Two key overseas players have just exchanged a major Melbourne-based hotel asset for $96 million.
MA Financial, a global alternative asset manager, has acquired the Vibe Docklands from Singaporean real estate group Hiap Hoe Limited.
It has also announced that TFE Hotels will operate the property, currently the Docklands Four Points by Sheraton hotel, as the Vibe Docklands under the Vibe Hotels brand.
The hotel was built in 2018 and is located in Docklands’ north-west end with 273 guest rooms, conference spaces, a bar, bistro and cafe, a gym, outdoor pool and car spaces.

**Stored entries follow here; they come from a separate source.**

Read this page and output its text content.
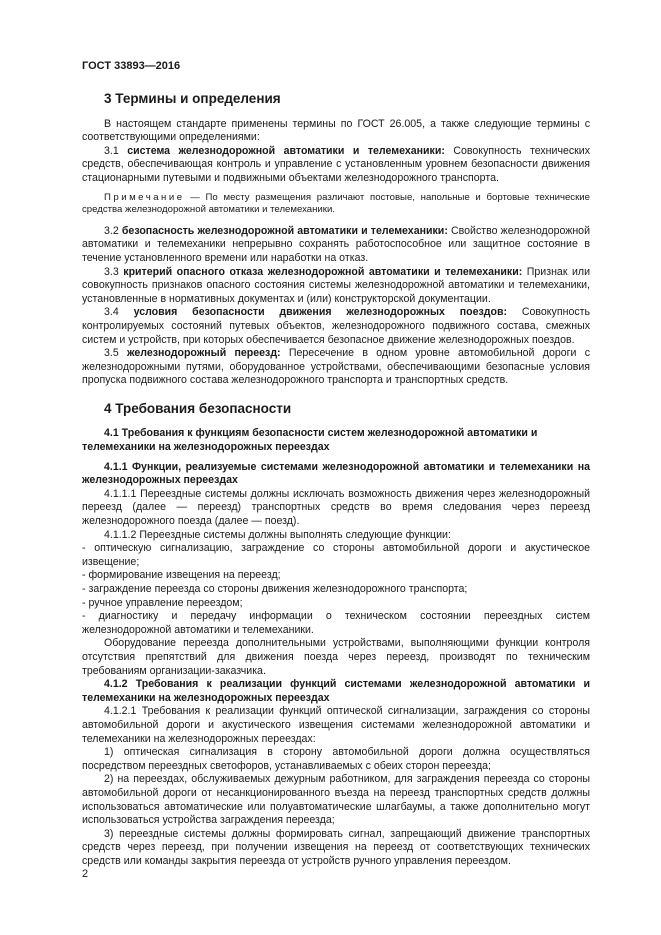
ГОСТ 33893—2016

3 Термины и определения

В настоящем стандарте применены термины по ГОСТ 26.005, а также следующие термины с соответствующими определениями:

3.1 система железнодорожной автоматики и телемеханики: Совокупность технических средств, обеспечивающая контроль и управление с установленным уровнем безопасности движения стационарными путевыми и подвижными объектами железнодорожного транспорта.

Примечание — По месту размещения различают постовые, напольные и бортовые технические средства железнодорожной автоматики и телемеханики.

3.2 безопасность железнодорожной автоматики и телемеханики: Свойство железнодорожной автоматики и телемеханики непрерывно сохранять работоспособное или защитное состояние в течение установленного времени или наработки на отказ.

3.3 критерий опасного отказа железнодорожной автоматики и телемеханики: Признак или совокупность признаков опасного состояния системы железнодорожной автоматики и телемеханики, установленные в нормативных документах и (или) конструкторской документации.

3.4 условия безопасности движения железнодорожных поездов: Совокупность контролируемых состояний путевых объектов, железнодорожного подвижного состава, смежных систем и устройств, при которых обеспечивается безопасное движение железнодорожных поездов.

3.5 железнодорожный переезд: Пересечение в одном уровне автомобильной дороги с железнодорожными путями, оборудованное устройствами, обеспечивающими безопасные условия пропуска подвижного состава железнодорожного транспорта и транспортных средств.

4 Требования безопасности

4.1 Требования к функциям безопасности систем железнодорожной автоматики и телемеханики на железнодорожных переездах

4.1.1 Функции, реализуемые системами железнодорожной автоматики и телемеханики на железнодорожных переездах

4.1.1.1 Переездные системы должны исключать возможность движения через железнодорожный переезд (далее — переезд) транспортных средств во время следования через переезд железнодорожного поезда (далее — поезд).

4.1.1.2 Переездные системы должны выполнять следующие функции:

- оптическую сигнализацию, заграждение со стороны автомобильной дороги и акустическое извещение;

- формирование извещения на переезд;

- заграждение переезда со стороны движения железнодорожного транспорта;

- ручное управление переездом;

- диагностику и передачу информации о техническом состоянии переездных систем железнодорожной автоматики и телемеханики.

Оборудование переезда дополнительными устройствами, выполняющими функции контроля отсутствия препятствий для движения поезда через переезд, производят по техническим требованиям организации-заказчика.

4.1.2 Требования к реализации функций системами железнодорожной автоматики и телемеханики на железнодорожных переездах

4.1.2.1 Требования к реализации функций оптической сигнализации, заграждения со стороны автомобильной дороги и акустического извещения системами железнодорожной автоматики и телемеханики на железнодорожных переездах:

1) оптическая сигнализация в сторону автомобильной дороги должна осуществляться посредством переездных светофоров, устанавливаемых с обеих сторон переезда;

2) на переездах, обслуживаемых дежурным работником, для заграждения переезда со стороны автомобильной дороги от несанкционированного въезда на переезд транспортных средств должны использоваться автоматические или полуавтоматические шлагбаумы, а также дополнительно могут использоваться устройства заграждения переезда;

3) переездные системы должны формировать сигнал, запрещающий движение транспортных средств через переезд, при получении извещения на переезд от соответствующих технических средств или команды закрытия переезда от устройств ручного управления переездом.

2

This will be MA Financial’s seed acquisition for its new open-ended MA Accommodation Hotel Fund giving investors a chance to invest in the accommodation hotel sector.
MA Financial alternative real estate investments managing director Anthony O’Hea will handle the portfolio for the fund.
“Hotels in Australia have seen a dramatic post-Covid recovery [in 2023], with hotel revenues in line with, or exceeding, pre-Covid levels despite international short-term visitor arrivals having only recovered to approximately 75 per cent of pre-Covid volumes,” O’Hea said.
“This combination of resilience, current asset pricing and the opportunity for further growth makes for a compelling investment proposition.”
MA Financial joint chief executive Julian Biggins said the timing was right for buying assets.
“We believe that the dislocation caused by the global pandemic, increased construction costs and the current macroeconomic conditions create a compelling opportunity to acquire accommodation hotel assets on very attractive terms,” Biggins said.
“This is expected to generate strong risk-adjusted returns for fund investors.
“Accommodation hotels fit perfectly within our specialisation as an alternative real estate asset manager, where we add value through identifying unique situations and actively managing assets for the benefit of investors.”
MA Financial wants to grow their portfolio of such assets to $1 billion and already have investments in hospitality, marinas and other alternative real estate assets.
Savills Australia and New Zealand capital markets team members Mark Durran and Nik Sasic handled the sale.
“Despite the high level of new supply additions of recent years Melbourne offered investors one of the strongest upside opportunities given Melbourne is nearing the end of the current development cycle with the large increases in construction costs over the past three years presenting major barriers to new hotel developments,” Durran said.
“Recovery in international visitation throughout 2024, Melbourne’s extensive events calendar, and corporate demand will all underpin demand growth this year.”
Nik Sasic said the hotel market was recovering.
“Melbourne’s Hotel Market continues to recover with RevPAR growth in the year to December 2023, 16.4 per cent above the prior year,” Sasic said.
“Melbourne has historically demonstrated its ability to soak up and absorb past new hotel openings and this market characteristic of resilience continues to provide confidence to investors,” Durran said.
BlackRock announced this year that it was purchasing global asset manager GIP with all its assets including the Sydney Airport, Port of Brisbane and Port of Melbourne.